Allocetraria oakesiana (Tuck.) Randl. & Thell
Nomenclatural data
Basionym: Cetraria oakesiana Tuck., Bost. Journ. Nat. Hist., 3: 445. 1841. - Platysma oakesianum (Tuck.) Nyl., Memoir. Soc. Imp. Scienc. Natur. Cherbourg, 3: 172, 1855. - Tuckermannopsis oakesiana (Tuck.) Hale, Bryologist 90: 64, 1987. - Type: USA, New England, White Mountains,alpine regions, on the small braches of dwarf firs, Oakes, 25.06.1839 (FH, lectotype, selected here).
Cetraria oakesiana var. spinulosa Merrill, Bryologist 13: 25, 1910.
Cetraria bavarica Krempelh., Flora (Regensburg), 34: 273, 1851. - Type: Germany, Oberbayern, Krempelhuber, 06.1851 (UPS, isolectotype; seen).
Morphology
Thallus foliose to subfoliose, upper surface greenish yellow, lower surface brown to light tan, somewhat wrinkled, with sparse rhizines; lobes concave, moderately broad, c. 1 – 4 mm wide, weakly wrinkled, usually with abundant marginal soralia, soredia coloured of light yellow. Upper and lower cortex paraplectenchymatous but the hyphae are sometimes anticlinally arranged. Both cortical layers c. 20 µm, composed of c. 3 rather gelatinized cell layers each. Cells near the surfaces somewhat smaller than other cells. Medulla in many specimens yellowish in the lower parts.

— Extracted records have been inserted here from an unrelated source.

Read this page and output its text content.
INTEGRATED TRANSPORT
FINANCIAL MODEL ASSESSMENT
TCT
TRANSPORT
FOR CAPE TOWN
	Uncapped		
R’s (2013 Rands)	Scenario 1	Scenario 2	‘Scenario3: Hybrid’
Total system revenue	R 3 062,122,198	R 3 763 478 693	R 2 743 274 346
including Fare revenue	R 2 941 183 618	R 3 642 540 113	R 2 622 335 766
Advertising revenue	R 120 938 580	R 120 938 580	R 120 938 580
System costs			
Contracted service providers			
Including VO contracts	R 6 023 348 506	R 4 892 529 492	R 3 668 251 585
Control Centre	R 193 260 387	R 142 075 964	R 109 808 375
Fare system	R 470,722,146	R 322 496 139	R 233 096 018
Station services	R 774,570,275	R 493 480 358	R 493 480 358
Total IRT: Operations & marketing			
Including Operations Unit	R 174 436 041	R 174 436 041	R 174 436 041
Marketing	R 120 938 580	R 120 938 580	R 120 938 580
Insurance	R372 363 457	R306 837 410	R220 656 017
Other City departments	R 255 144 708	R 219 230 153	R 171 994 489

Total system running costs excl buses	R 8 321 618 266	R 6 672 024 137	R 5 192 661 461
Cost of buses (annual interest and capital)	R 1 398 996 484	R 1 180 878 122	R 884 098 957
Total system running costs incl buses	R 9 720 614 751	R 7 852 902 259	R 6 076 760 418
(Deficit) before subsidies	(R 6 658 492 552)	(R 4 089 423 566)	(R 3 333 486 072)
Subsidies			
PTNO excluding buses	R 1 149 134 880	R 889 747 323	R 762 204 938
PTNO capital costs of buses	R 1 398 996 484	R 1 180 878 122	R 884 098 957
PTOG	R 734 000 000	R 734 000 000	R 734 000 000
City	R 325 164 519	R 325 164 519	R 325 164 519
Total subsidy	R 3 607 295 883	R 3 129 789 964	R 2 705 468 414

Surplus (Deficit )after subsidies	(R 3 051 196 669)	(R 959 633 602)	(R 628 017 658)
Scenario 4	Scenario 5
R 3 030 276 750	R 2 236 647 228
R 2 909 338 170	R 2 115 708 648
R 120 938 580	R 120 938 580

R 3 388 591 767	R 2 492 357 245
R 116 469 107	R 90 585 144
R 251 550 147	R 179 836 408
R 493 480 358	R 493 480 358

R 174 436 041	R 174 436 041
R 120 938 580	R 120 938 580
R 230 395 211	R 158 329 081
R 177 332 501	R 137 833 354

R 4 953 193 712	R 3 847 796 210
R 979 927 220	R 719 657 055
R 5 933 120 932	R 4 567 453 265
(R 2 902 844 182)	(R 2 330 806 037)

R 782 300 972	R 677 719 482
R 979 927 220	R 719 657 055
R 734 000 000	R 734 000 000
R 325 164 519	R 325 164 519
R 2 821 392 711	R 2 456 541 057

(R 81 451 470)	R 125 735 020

Apothecia lateral, marginal to laminal, up to 6 mm in diameter, with brown disc and thin thalline margin which may turn sorediate.Exciple c. 80 µm thick. Asci narrowly clavate to cylindrical, 30–40 x 7–12 µm, tholus small, ocular chamber cylindrical and broad, axial body broad, 6–7 µm, ascospores globose, c. 5 x 5 µm. Pycnidia marginal, immersed to raised (globose or spinulose; the latter type of variation has been described by Merrill as var. spinulosa). Pycnidia pigmented or non-pigmented, sometimes with cortical tissue beneath, pycnoconidia 11–12 x 1 µm.
Chemistry
Usnic acid in the cortex; three fatty acids (caperatic, lichesterinic and protolichesterinic acids) and secalonic acids (+/-) in the medulla. Two unidentified fatty acids that were reported by Dey (1978) are evidently lichesterinic and protolichesterinic.
Remarks
Allocetraria oakesiana has usually been considered close to Tuckneraria laureri due to the similar thallus colour, sorediate margins and probably also distributon pattern. Later studies have shown that although the spores are subglobose in both taxa, the pycnoconidia are totally different (bifusiform in T. laureri) and several minor morphological and chemical differences occur (Randlane et al. 1994). A relationship between A. oakesiana and Tuckermannopsis chlorophylla was presumed by Kärnefelt et al. (1992). Further investigations of reproductive structures, however, show that these two species are not closely allied. They are somewhat similar morphologically but A. oakesiana differs in a broader axial body, filiform conidia and presence of usnic acid and seems in these important aspects to be a good member of Allocetraria. The cortex structure is also different. A. oakesiana is characterized by strongly gelatinized cortical cells with small lumina. This type of cortex is also found in e. g. Flavocetraria, Vulpicida and Cetraria kamczatica. However, in many taxa, the structure of the cortex seems to be a variable and uncertain character (Kärnefelt et al 1992, 1993, Randlane & Saag 1992, Mattsson & Lai 1992, Mattsson 1993). A. oakesiana is the only sorediate species within Allocetraria and with the distribution outside Southeast Asia - its main  area lies in Central Europe and North America.
Ecology and distribution
Allocetraria oakesiana differs from the other species in the genus in being distributed outside Southeast Asia. It is present in China (Wei 1991) but also in North America (Canada, USA) and Europe (Austria, Germany, Italy, Slovakia, Russia, Ukraine). It is corticolous on coniferous and deciduous trees in montane forests.
Literature:
Randlane, T. & Saag, A. 1993. | Randlane, T. & Saag, A. 2004. | Randlane, T., Saag, A. & Obermayer, W. 2001. | Randlane, T., Saag, A. & Thell, A. 1997. | Thell, A., Randlane, T., Kärnefelt, I., Gao, X. & Saag, A. 1995.